By Robert Kegan
The Evolving Self focuses upon the most basic and universal of psychological problems – the individual’s effort to make sense of experience, to make meaning of life. According to Kegan, meaning-making is a lifelong activity that begins in earliest infancy and continues to evolve through a series of stages encompassing childhood, adolescence, and adulthood. The Evolving Self describes this process of evolution in rich and human detail, concentrating especially on the internal experience of growth and transition, its costs and disruptions as well as its triumphs.
At the heart of our meaning-making activity is the drawing and redrawing of the distinction between self and other. Kegan shows that each meaning-making stage is a new solution to the lifelong tension between the universal human yearning to be connected, attached and included, on the one hand, and to be distinct, independent and autonomous on the other. The Evolving Self is the story of our continuing negotiation of this tension.

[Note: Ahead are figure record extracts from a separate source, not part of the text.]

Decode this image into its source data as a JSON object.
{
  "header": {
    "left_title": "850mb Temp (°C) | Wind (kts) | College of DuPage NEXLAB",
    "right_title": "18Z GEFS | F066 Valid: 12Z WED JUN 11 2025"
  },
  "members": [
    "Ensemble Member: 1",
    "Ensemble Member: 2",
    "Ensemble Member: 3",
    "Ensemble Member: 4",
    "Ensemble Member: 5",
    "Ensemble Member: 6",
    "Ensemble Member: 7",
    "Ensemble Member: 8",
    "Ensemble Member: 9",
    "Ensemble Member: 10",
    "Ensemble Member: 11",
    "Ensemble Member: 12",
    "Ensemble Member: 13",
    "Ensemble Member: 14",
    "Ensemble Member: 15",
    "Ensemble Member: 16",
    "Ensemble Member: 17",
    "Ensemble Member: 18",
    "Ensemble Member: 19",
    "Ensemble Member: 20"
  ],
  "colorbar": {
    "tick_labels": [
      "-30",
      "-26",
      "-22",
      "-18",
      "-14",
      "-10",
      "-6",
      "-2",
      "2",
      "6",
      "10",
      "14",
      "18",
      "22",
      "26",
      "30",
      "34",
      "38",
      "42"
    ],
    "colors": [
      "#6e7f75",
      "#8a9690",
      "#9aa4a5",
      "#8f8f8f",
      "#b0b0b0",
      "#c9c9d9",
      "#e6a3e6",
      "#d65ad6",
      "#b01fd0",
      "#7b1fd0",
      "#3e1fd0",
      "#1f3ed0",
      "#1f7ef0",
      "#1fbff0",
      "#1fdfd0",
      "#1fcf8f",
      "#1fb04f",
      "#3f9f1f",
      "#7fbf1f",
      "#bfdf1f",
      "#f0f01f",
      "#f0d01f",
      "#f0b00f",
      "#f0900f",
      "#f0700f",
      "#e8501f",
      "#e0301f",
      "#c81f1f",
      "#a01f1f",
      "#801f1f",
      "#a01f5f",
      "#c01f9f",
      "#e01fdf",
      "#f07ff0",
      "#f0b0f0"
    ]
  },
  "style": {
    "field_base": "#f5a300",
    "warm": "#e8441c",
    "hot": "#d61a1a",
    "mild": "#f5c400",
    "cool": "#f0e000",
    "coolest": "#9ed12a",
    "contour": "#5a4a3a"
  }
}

“A major contribution to the literature of human development. Like Freud, Kegan’s literary style matches the brilliance of his insights.”
“Here is a bright, ambitious mind, integrating old ideas from such diverse sources as Freud, Piaget, Erikson, and Kohlberg into an original synthesis. Kegan seems to be the first Neo-Piagetian who is able to look at the evolving person as more than a succession of systems but as a whole human being.”